If you are working in a dedicated RenkuLab deployment and your local community needs the templates, you should contact the administrators to include your repository in the RenkuLab template source through the renku-values file.

There are times where you may have many users that each need to create their own repository, but some of the parameters are shared across all the repositories. An example could be in a course where each student needs their own repository, but all should use the same template and metadata.

For this case, it is possible to generate a project-creation link containing metadata embedded in a query parameter. When that link is entered in a web browser, the UI will automatically fetch the required information and pre-fill the fields.

To create a shareable link, start by filling in all the fields as you would do when creating a new project. Instead of clicking on Create project, click on the dropdown on the right side of the same button and then on Create link.

You should see a modal dialog where you can select which fields to include in the metadata. Some may not be clickable (no value provided), and others are deselected by default. The URL updates in real-time and can be copied to share with others.

Custom template source

Note

You can include any of the listed fields in the link, but you should be careful when including namespace and visibility. Your user namespace cannot be available to any other users, and group namespaces may require specific permission. The visibility is generally tied to the namespace visibility, although private should always be available since it is the most restrictive one.

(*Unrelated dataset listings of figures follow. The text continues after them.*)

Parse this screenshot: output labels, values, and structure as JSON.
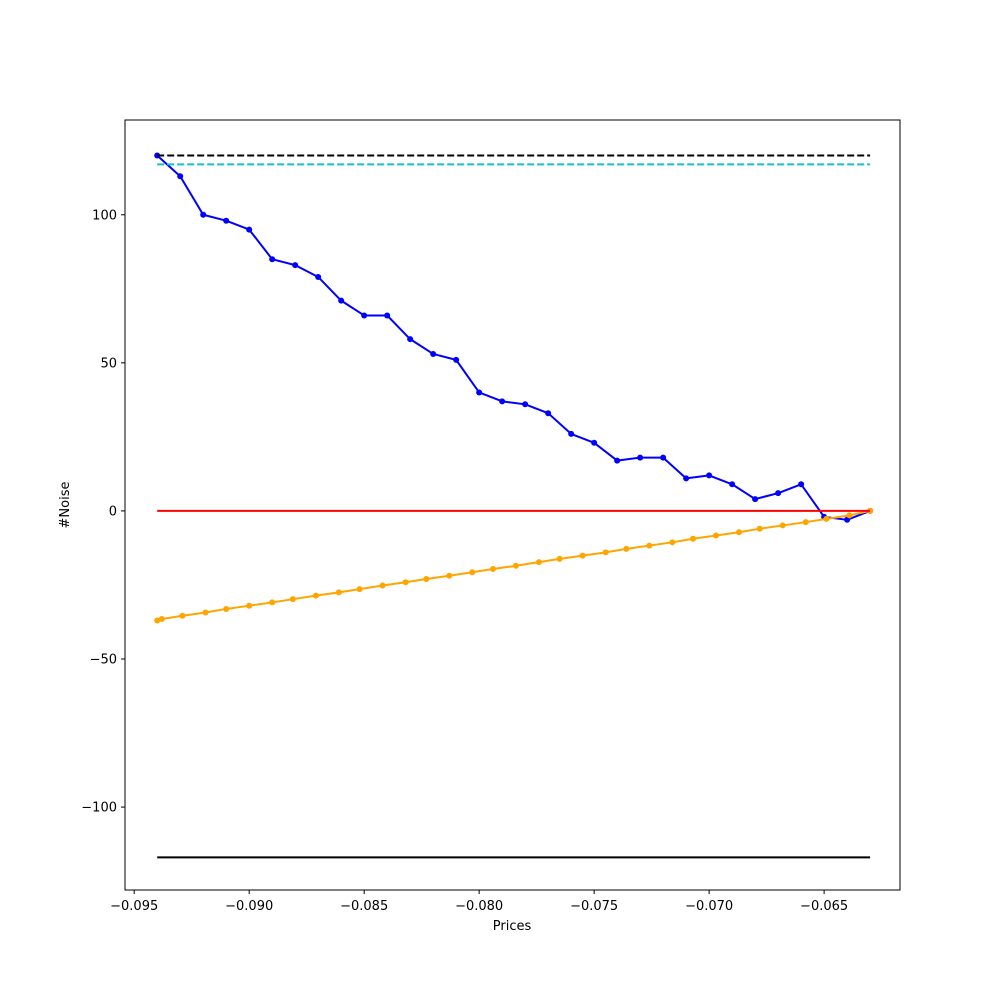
{
  "chart_data": {
    "type": "line",
    "xlabel": "Prices",
    "ylabel": "#Noise",
    "xlim": [
      -0.0954,
      -0.0617
    ],
    "ylim": [
      -128,
      132
    ],
    "xticks": [
      -0.095,
      -0.09,
      -0.085,
      -0.08,
      -0.075,
      -0.07,
      -0.065
    ],
    "xtick_labels": [
      "−0.095",
      "−0.090",
      "−0.085",
      "−0.080",
      "−0.075",
      "−0.070",
      "−0.065"
    ],
    "yticks": [
      -100,
      -50,
      0,
      50,
      100
    ],
    "ytick_labels": [
      "−100",
      "−50",
      "0",
      "50",
      "100"
    ],
    "grid": false,
    "series": [
      {
        "kind": "line-markers",
        "color": "#0000ff",
        "x": [
          -0.094,
          -0.093,
          -0.092,
          -0.091,
          -0.09,
          -0.089,
          -0.088,
          -0.087,
          -0.086,
          -0.085,
          -0.084,
          -0.083,
          -0.082,
          -0.081,
          -0.08,
          -0.079,
          -0.078,
          -0.077,
          -0.076,
          -0.075,
          -0.074,
          -0.073,
          -0.072,
          -0.071,
          -0.07,
          -0.069,
          -0.068,
          -0.067,
          -0.066,
          -0.065,
          -0.064,
          -0.063
        ],
        "y": [
          120,
          113,
          100,
          98,
          95,
          85,
          83,
          79,
          71,
          66,
          66,
          58,
          53,
          51,
          40,
          37,
          36,
          33,
          26,
          23,
          17,
          18,
          18,
          11,
          12,
          9,
          4,
          6,
          9,
          -2,
          -3,
          0
        ]
      },
      {
        "kind": "line-markers",
        "color": "#ffa500",
        "x": [
          -0.094,
          -0.0938,
          -0.0929,
          -0.0919,
          -0.091,
          -0.09,
          -0.089,
          -0.0881,
          -0.0871,
          -0.0861,
          -0.0852,
          -0.0842,
          -0.0832,
          -0.0823,
          -0.0813,
          -0.0803,
          -0.0794,
          -0.0784,
          -0.0774,
          -0.0765,
          -0.0755,
          -0.0745,
          -0.0736,
          -0.0726,
          -0.0716,
          -0.0707,
          -0.0697,
          -0.0687,
          -0.0678,
          -0.0668,
          -0.0658,
          -0.0649,
          -0.0639,
          -0.063
        ],
        "y": [
          -37.0,
          -36.5,
          -35.4,
          -34.3,
          -33.1,
          -32.0,
          -30.9,
          -29.8,
          -28.6,
          -27.5,
          -26.4,
          -25.2,
          -24.1,
          -23.0,
          -21.9,
          -20.7,
          -19.6,
          -18.5,
          -17.3,
          -16.2,
          -15.1,
          -14.0,
          -12.8,
          -11.7,
          -10.6,
          -9.4,
          -8.3,
          -7.2,
          -6.0,
          -4.9,
          -3.8,
          -2.7,
          -1.5,
          0.0
        ]
      },
      {
        "kind": "hline",
        "color": "#000000",
        "style": "dashed",
        "y": 120,
        "x": [
          -0.094,
          -0.063
        ]
      },
      {
        "kind": "hline",
        "color": "#17becf",
        "style": "dashed",
        "y": 117,
        "x": [
          -0.094,
          -0.063
        ]
      },
      {
        "kind": "hline",
        "color": "#ff0000",
        "style": "solid",
        "y": 0,
        "x": [
          -0.094,
          -0.063
        ]
      },
      {
        "kind": "hline",
        "color": "#000000",
        "style": "solid",
        "y": -117,
        "x": [
          -0.094,
          -0.063
        ]
      }
    ]
  }
}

It would be best to prefer fixed references for custom template repositories, especially when selecting a template and providing values for variables. This means commits and tags are a good choice, while branches are not. Otherwise, the template or the variables may change in a later version, resulting in a corrupted link.

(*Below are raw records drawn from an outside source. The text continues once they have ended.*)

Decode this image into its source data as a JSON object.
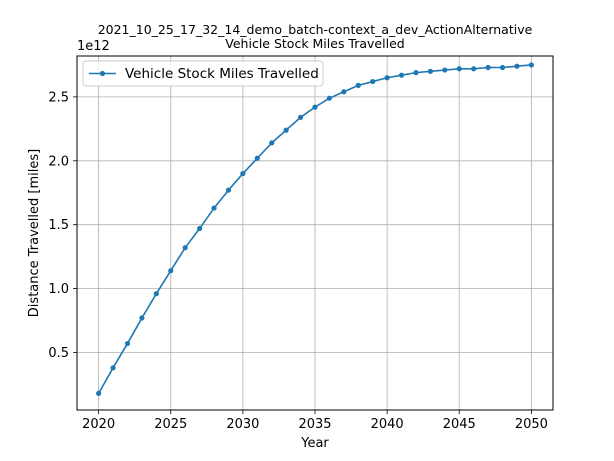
{
  "chart_data": {
    "type": "line",
    "title_lines": [
      "2021_10_25_17_32_14_demo_batch-context_a_dev_ActionAlternative",
      "Vehicle Stock Miles Travelled"
    ],
    "xlabel": "Year",
    "ylabel": "Distance Travelled [miles]",
    "y_offset_label": "1e12",
    "y_scale_factor": 1000000000000.0,
    "xlim": [
      2018.5,
      2051.5
    ],
    "ylim": [
      0.05,
      2.82
    ],
    "x_ticks": [
      2020,
      2025,
      2030,
      2035,
      2040,
      2045,
      2050
    ],
    "y_ticks": [
      0.5,
      1.0,
      1.5,
      2.0,
      2.5
    ],
    "y_tick_labels": [
      "0.5",
      "1.0",
      "1.5",
      "2.0",
      "2.5"
    ],
    "grid": true,
    "legend_position": "top-left",
    "color": "#1f77b4",
    "series": [
      {
        "name": "Vehicle Stock Miles Travelled",
        "x": [
          2020,
          2021,
          2022,
          2023,
          2024,
          2025,
          2026,
          2027,
          2028,
          2029,
          2030,
          2031,
          2032,
          2033,
          2034,
          2035,
          2036,
          2037,
          2038,
          2039,
          2040,
          2041,
          2042,
          2043,
          2044,
          2045,
          2046,
          2047,
          2048,
          2049,
          2050
        ],
        "y": [
          0.18,
          0.38,
          0.57,
          0.77,
          0.96,
          1.14,
          1.32,
          1.47,
          1.63,
          1.77,
          1.9,
          2.02,
          2.14,
          2.24,
          2.34,
          2.42,
          2.49,
          2.54,
          2.59,
          2.62,
          2.65,
          2.67,
          2.69,
          2.7,
          2.71,
          2.72,
          2.72,
          2.73,
          2.73,
          2.74,
          2.75
        ]
      }
    ]
  }
}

The shareable link generation process is trivial but not intuitive since the base64 encoded string obfuscates the details (we do that to prevent problems with special chars in the URL).

If you need to to compute the shareable links programmatically, all you need is to create a dictionary with the necessary information, serialize it to a Json string, and base64 encode it.

We use the stringify function from the JavaScript JSON object to serialize the dictionary, and a minor variation of the JavaScript btoa function to base64 encode the string. You can use them as a reference. All the major programming languages have a straight equivalent in their base packages.

The structure of the dictionary is the following:

{
  "title": <string>,
  "namespace": <string>,
  "visibility": <string>,
  "url": <string>,
  "ref": <string>,
  "template": <string>,
  "variables": {
    <variable_name>: <string>
  }
}

Here is an example with Python:

# 1. Create a dictionary with all the required data

raw_data = {
  "title":"test",
  "url":"https://github.com/SwissDataScienceCenter/renku-project-template",
  "ref":"0.1.17",
  "template":"Custom/python-minimal",
  "variables": {
    "description":"test description"
  }
}

# 2. Serialize to a string

import json
serialized_data = json.dumps(raw_data)

# 3. Encode in base64
import base64
data = base64.b64encode(str.encode(serialized_data))

# 4. Use the output to compose the URL
print(data)

> b'eyJ0aXRsZSI6ICJ0ZXN0IiwgInVybCI6ICJodHRwczovL2dpdGh1Yi5jb20vU3dpc3NEYX
  RhU2NpZW5jZUNlbnRlci9yZW5rdS1wcm9qZWN0LXRlbXBsYXRlIiwgInJlZiI6ICIwLjEuMT
  ciLCAidGVtcGxhdGUiOiAiQ3VzdG9tL3B5dGhvbi1taW5pbWFsIiwgInZhcmlhYmxlcyI6IH
  siZGVzY3JpcHRpb24iOiAidGVzdCBkZXNjcmlwdGlvbiJ9fQ=='

# The link will be
# https://<renkulab_url>/projects/new?data=eyJ0aXRs...biJ9fQ==

The final string may be slightly different based on the specific library used or the local settings (E.G., including spaces in the serialized object string, produces extra characters).